Les matériaux supraconducteurs conduisent l'électricité avec une résistance nulle en-dessous d’une certaine température, appelée température critique. Certains de ces matériaux sont déjà très utilisés pour la production de champs magnétiques intenses (imagerie par résonance magnétique, accélérateur de particules du CERN, Tokamaks de ToreSupra ou d’ITER…) Le transport d’électricité sans pertes pourrait également apporter une contribution significative dans le domaine de l’énergie. Pour les applications il est évidemment souhaitable que la température critique soit élevée, et les recherches sur de nouveaux matériaux se poursuivent, avec l’espoir de trouver un jour un supraconducteur à température ambiante. De nombreuses équipes cherchent dans cette direction, sur différentes familles de composés comme les cuprates, les pnictides à base de fer, ou des composés d’atomes légers sous très forte pression. En parallèle de cette course vers les hautes températures, la supraconductivité est aussi un axe majeur de recherche fondamentale.
C'est ainsi que dans notre laboratoire, nous nous intéressons à la supraconductivité* d’une famille bien curieuse. Ce sont des systèmes métalliques, à fortes corrélations électroniques, qui montrent des propriétés surprenantes à basse température, où les électrons se comportent comme s’ils étaient jusqu’à 1 000 fois plus massifs qu’un électron libre. UBe13 est un des
supraconducteurs* les plus mystérieux. Depuis plus de 30 ans les scientifiques n’ont pas été en mesure d’expliquer exactement son comportement dans un champ magnétique appliqué. En effet, bien que sa température critique soit basse, environ 1K, la supraconductivité survit dans un champ magnétique très intense, de plus de 12 Tesla. Cela dépasse très largement une
limite théorique** qui serait d’environ 2 Tesla. De plus la dépendance de ce champ critique avec la température a une forme très anormale.
En collaboration avec des chercheurs de l’université japonaise de Tohoku, nous avons mesuré l’effet du champ magnétique sur la supraconductivité de UBe13 à très basses températures et sous une très forte pression appliquée, jusqu’à 6 GPa - 60000 bars (Figure). Nous avons découvert que le diagramme de phase évolue fortement avec la pression, et que la supraconductivité résiste encore mieux au champ magnétique aux plus hautes pressions ! Tous ces résultats sont parfaitement expliqués par un modèle de supraconductivité très particulière. Il s’agit d’une supraconductivité « triplet » (dite «
p-wave »), dans laquelle les électrons de la paire peuvent aussi avoir les spins parallèles.

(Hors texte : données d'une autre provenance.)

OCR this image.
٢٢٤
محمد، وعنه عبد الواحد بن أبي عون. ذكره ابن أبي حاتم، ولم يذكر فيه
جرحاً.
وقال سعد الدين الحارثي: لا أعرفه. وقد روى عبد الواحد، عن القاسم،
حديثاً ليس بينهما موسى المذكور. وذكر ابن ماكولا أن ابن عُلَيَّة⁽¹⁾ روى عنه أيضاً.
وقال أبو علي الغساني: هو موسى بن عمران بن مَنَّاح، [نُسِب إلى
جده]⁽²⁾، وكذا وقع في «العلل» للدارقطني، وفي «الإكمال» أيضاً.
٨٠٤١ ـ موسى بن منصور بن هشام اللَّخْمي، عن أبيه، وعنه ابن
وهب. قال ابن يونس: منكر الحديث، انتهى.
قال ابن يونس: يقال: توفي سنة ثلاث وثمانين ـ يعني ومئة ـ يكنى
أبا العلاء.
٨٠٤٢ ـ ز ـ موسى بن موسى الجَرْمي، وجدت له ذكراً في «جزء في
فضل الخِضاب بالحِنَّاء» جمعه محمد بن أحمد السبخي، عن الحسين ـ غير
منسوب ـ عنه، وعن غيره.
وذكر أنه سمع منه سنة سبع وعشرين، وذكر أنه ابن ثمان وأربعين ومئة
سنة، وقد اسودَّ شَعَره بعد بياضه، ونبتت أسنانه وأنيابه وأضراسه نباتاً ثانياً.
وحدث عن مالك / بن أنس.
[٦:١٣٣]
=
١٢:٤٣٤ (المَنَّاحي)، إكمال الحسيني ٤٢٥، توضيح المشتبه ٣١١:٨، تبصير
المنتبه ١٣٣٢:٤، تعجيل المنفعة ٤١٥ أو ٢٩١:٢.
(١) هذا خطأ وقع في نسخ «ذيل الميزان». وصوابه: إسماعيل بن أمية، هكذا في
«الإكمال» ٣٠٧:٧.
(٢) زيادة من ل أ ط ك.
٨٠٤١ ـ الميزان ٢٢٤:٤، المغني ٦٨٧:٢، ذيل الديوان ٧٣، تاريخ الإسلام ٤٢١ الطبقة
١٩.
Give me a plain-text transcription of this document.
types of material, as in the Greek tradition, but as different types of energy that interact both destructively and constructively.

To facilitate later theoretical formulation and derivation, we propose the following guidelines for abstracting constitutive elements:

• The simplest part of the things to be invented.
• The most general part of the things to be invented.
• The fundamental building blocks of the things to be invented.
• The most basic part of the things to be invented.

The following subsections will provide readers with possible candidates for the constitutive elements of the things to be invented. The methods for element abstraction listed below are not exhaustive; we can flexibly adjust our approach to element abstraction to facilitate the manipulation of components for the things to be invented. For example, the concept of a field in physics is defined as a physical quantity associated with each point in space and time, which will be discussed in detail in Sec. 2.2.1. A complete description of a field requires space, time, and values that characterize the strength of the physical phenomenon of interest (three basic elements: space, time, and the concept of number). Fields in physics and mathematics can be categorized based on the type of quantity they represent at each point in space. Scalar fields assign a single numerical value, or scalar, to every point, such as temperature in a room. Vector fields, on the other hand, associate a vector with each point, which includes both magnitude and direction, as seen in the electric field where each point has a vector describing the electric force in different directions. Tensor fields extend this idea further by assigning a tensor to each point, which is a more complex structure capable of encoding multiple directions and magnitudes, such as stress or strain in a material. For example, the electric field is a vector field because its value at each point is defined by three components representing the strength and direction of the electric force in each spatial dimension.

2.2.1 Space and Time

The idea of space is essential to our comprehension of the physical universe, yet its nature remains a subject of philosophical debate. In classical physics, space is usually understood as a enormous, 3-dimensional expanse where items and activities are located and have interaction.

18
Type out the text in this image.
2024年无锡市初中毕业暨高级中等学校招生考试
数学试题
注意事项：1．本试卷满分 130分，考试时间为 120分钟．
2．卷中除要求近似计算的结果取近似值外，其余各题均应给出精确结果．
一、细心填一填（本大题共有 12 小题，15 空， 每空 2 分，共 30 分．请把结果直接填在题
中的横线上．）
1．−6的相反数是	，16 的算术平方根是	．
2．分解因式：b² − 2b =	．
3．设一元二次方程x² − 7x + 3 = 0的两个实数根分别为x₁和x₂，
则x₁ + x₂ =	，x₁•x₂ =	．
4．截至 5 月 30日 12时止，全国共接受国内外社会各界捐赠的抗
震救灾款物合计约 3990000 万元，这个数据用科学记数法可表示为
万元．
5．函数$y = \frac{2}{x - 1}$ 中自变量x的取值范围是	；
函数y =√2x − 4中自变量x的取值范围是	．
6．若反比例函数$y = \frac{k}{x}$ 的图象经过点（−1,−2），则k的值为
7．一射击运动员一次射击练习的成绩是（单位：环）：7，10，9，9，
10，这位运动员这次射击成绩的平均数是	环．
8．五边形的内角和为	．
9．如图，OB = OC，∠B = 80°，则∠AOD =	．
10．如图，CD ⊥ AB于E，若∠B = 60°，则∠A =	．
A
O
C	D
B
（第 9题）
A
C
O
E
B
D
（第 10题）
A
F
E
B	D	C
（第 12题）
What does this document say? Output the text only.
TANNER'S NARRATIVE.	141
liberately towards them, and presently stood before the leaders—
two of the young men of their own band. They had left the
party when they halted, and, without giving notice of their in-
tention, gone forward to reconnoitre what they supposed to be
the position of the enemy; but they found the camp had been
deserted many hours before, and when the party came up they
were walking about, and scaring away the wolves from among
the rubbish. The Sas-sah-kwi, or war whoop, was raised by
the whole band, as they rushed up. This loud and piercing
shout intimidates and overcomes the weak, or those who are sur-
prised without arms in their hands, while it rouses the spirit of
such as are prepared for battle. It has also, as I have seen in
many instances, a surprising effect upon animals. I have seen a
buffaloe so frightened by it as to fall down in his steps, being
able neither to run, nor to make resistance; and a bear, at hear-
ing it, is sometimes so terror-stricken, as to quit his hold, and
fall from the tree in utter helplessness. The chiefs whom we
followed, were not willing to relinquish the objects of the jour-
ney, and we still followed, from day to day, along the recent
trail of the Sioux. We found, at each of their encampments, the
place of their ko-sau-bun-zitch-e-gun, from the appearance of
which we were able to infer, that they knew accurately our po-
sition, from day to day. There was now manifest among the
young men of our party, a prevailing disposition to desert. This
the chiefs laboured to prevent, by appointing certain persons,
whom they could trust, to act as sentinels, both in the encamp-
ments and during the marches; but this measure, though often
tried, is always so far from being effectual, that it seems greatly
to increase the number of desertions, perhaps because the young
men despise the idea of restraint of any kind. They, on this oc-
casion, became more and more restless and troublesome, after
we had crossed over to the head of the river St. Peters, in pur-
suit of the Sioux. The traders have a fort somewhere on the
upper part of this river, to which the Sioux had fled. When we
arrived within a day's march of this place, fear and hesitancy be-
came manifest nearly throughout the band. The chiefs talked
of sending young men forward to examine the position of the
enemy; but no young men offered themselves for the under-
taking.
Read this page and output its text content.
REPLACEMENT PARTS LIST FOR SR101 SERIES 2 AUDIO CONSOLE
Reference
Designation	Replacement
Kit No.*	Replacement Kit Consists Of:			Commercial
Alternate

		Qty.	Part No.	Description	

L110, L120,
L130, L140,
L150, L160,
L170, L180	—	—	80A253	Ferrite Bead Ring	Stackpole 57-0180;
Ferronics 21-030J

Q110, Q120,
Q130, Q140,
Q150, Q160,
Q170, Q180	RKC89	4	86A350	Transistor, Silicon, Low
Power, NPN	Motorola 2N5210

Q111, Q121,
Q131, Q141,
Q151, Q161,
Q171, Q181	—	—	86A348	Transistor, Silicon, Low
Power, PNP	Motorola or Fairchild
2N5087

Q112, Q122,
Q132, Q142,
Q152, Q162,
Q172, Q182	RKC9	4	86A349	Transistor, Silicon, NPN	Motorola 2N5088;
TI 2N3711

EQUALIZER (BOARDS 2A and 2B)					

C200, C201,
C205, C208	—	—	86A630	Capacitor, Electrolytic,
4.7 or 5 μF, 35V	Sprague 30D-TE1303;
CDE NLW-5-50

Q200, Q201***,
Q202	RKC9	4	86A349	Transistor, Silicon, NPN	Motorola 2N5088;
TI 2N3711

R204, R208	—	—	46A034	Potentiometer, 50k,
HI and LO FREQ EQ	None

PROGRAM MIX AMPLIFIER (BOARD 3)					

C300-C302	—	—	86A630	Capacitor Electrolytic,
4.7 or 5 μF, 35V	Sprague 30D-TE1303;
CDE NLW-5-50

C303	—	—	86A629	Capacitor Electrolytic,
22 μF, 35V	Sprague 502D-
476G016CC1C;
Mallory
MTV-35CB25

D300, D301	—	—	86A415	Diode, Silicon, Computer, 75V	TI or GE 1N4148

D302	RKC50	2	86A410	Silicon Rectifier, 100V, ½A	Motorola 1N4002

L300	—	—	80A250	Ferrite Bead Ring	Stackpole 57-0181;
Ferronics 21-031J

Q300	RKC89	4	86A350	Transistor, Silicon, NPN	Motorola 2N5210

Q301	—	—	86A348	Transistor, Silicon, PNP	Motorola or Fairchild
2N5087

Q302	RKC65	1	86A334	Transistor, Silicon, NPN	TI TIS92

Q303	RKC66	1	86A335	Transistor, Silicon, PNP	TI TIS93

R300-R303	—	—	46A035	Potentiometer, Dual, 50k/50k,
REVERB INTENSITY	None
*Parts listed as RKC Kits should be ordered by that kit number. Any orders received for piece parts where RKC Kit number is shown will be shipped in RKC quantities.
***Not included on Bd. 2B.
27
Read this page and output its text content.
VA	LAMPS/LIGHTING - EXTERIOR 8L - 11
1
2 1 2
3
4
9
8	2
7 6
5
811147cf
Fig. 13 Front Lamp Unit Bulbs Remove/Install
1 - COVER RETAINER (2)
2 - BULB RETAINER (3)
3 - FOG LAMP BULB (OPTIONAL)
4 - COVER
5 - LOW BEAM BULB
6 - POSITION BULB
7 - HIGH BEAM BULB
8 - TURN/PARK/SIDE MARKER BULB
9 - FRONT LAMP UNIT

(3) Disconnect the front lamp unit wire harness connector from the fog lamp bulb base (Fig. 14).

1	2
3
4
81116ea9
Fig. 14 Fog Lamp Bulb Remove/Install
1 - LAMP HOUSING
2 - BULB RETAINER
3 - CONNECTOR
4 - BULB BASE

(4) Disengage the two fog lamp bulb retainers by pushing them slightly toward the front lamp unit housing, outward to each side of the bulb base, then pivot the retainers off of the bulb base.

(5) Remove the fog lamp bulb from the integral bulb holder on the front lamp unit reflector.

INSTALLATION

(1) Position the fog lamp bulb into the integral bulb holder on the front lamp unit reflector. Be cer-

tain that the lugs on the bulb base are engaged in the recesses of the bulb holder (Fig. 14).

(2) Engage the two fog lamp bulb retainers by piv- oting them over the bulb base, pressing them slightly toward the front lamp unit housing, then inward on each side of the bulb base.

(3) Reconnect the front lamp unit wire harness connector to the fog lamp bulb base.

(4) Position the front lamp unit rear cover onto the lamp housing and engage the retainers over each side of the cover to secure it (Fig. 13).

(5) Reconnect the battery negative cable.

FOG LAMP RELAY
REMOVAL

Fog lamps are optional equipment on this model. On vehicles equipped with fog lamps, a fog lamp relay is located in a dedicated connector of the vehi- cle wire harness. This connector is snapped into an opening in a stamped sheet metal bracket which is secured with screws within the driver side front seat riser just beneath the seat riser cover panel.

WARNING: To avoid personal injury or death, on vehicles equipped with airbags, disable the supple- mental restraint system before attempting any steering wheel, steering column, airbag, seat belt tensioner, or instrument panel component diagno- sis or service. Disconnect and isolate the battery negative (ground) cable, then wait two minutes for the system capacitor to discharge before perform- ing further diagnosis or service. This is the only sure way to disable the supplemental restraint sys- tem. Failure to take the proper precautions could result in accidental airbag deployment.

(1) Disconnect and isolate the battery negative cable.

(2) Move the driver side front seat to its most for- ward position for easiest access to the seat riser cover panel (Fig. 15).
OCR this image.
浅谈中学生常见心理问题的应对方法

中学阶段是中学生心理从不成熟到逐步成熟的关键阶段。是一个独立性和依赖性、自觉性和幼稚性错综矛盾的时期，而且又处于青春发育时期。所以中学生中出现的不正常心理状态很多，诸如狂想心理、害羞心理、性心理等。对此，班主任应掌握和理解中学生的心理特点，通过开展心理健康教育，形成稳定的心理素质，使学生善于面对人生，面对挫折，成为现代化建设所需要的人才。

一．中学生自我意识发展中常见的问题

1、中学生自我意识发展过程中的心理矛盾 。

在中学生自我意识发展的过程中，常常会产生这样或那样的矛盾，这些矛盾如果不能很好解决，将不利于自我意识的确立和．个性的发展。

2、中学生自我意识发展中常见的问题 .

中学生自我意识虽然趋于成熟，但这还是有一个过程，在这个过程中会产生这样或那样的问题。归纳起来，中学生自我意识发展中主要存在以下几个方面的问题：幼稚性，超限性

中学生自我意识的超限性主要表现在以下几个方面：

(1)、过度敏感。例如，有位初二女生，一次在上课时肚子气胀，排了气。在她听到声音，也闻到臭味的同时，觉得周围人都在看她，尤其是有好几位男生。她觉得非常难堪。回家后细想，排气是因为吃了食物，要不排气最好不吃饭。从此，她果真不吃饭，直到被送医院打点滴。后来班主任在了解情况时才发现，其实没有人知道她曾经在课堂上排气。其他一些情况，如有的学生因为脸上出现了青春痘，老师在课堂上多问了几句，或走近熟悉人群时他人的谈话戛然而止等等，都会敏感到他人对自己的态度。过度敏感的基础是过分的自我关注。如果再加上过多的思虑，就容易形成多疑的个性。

L’état supraconducteur final serait en réalité un mélange de deux types de supraconductivité (ou paramètres d’ordre) distincts, dont les poids respectifs sont modulés par le champ magnétique et la pression. Cela fait de UBe13 un des supraconducteurs les plus exotiques, candidat idéal pour la supraconductivité « topologique » actuellement très recherchée dans le cadre de l’information quantique.
* Pour qu’un matériau devienne
supraconducteur, il faut que ses électrons de conduction se lient pour former des paires dites de Cooper. Cela implique l’existence d’une interaction attractive entre deux électrons, alors que ceux-ci, tous deux chargés négativement, ont naturellement tendance à se repousser. Pour la grande majorité des supraconducteurs dits conventionnels, ce mécanisme est l’interaction entre les électrons et les vibrations du réseau cristallin. Mais dans le cas des
supraconducteurs non-conventionnels, ce mécanisme peut être différent, faisant par exemple entrer en jeu une interaction avec des fluctuations magnétiques. Cela peut conduire à des états supraconducteurs très différents, aux propriétés surprenantes, parfois à avec des températures critiques très élevées (cas des cuprates « Hauts-Tc »).
** La
limite théorique, appelée limite paramagnétique ou de Pauli, vient du fait que dans un supraconducteur, les électrons d’une paire ont normalement des spins opposés (le spin est le petit moment magnétique porté par un électron, une propriété purement « quantique »), alors que sous champ magnétique, les spins ont tendance à s’aligner sur le champ, ce qui casse les paires.